"No experiment can be more interesting than that we are now trying, and which we trust will end in establishing the fact, that man may be governed by reason and truth. Our first object should therefore be, to leave open to him all the avenues to truth. The most effectual hitherto found, is the freedom of the press. It is, therefore, the first shut up by those who fear the investigation of their actions." --Thomas Jefferson to John Tyler, 1804.

Death blows

The old description of editorial writers as the people who ride onto a battlefield after the fighting is done, to shoot the wounded, may fit neatly today’s Seattle Times editorial on the proposed expansion of NASCAR into Kitsap County.

The NASCAR proposal, which would set a region-scale track operation in a location with inadequate transportation capacity (meaning, the crowds of track-goers would swamp local highways and ferries) and incur massive public subsidies for the privilege, certainly has seen some skepticism in this spot for some months. (We see no problem with a NASCAR facility located in a more logical place, and which pays its own way.)

Over the last third or so of last year, public opposition to it, especially locally in Kitsap, seems to have solidified. By the time the legislature – which was being asked for legislation to allow it local and for money for its private backers – convened in January, it seemed to have been politically adjudged DOA. Nothing that’s happened since seems to have changed that, as a string of newspaper headlines has made clear.

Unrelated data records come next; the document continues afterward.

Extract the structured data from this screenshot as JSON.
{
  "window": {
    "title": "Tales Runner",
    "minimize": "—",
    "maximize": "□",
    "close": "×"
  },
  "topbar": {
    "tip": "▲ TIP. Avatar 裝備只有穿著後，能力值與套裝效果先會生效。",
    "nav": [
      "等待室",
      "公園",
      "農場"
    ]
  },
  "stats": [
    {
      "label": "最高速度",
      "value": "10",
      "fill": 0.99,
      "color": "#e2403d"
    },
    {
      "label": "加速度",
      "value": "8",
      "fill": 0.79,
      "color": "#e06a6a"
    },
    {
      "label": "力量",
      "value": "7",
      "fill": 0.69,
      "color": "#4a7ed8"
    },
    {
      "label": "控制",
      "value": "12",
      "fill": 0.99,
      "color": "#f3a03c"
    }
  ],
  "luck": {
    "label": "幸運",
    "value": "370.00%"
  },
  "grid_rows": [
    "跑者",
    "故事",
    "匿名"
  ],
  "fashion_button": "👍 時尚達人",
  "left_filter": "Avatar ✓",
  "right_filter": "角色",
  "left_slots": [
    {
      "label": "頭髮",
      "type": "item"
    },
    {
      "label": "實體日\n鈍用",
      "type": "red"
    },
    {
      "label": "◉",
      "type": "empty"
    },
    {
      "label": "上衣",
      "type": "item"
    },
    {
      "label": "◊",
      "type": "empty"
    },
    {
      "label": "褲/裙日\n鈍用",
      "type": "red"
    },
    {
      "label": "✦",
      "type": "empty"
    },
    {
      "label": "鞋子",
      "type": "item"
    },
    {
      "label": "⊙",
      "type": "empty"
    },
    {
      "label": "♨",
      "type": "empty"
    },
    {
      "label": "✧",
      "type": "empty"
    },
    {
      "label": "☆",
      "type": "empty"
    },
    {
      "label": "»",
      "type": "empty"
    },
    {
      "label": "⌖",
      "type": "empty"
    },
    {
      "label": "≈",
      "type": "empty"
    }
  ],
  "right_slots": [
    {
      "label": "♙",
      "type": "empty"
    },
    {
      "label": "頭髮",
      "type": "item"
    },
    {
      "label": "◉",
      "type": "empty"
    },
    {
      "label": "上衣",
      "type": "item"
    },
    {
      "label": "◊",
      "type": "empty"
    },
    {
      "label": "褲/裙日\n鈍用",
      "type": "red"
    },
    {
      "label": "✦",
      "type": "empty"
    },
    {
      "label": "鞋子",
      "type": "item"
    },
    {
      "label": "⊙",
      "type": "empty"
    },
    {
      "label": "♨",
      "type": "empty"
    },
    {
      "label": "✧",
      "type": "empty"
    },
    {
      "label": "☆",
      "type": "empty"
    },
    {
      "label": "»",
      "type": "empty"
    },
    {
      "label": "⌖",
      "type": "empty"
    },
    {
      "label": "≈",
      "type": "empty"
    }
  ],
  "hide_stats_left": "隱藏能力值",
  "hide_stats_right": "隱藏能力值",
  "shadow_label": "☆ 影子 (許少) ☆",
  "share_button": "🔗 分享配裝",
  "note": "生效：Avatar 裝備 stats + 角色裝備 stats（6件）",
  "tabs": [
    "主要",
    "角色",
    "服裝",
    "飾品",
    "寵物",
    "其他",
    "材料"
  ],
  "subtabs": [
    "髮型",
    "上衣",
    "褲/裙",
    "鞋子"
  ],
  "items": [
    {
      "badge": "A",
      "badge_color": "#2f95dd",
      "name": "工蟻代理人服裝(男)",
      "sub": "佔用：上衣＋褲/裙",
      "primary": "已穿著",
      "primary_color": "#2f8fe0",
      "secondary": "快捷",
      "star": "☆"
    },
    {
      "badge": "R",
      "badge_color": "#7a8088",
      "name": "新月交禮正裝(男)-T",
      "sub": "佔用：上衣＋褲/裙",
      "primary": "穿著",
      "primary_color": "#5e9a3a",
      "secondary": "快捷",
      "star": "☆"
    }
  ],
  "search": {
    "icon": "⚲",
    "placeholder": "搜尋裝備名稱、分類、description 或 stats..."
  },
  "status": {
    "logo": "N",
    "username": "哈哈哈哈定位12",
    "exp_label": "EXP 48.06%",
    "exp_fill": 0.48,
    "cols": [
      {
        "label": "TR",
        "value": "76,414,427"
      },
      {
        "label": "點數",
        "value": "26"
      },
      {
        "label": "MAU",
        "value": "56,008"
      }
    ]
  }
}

So the editorial about the current NASCAR legislation might have been great six months ago (before legislative introduction, true, but when its contours were known) rather than very good now. It still has some real muscle. The bill, it said, is “is a slick piece of work that is tougher to stomach with every turn of its 57 pages. . . . The outrageous number of exceptions and tax breaks should also give legislators pause. . . .” And it makes sound points about the hash it would make of important provisions of local planning law.

Sometimes the wounded do merit shooting.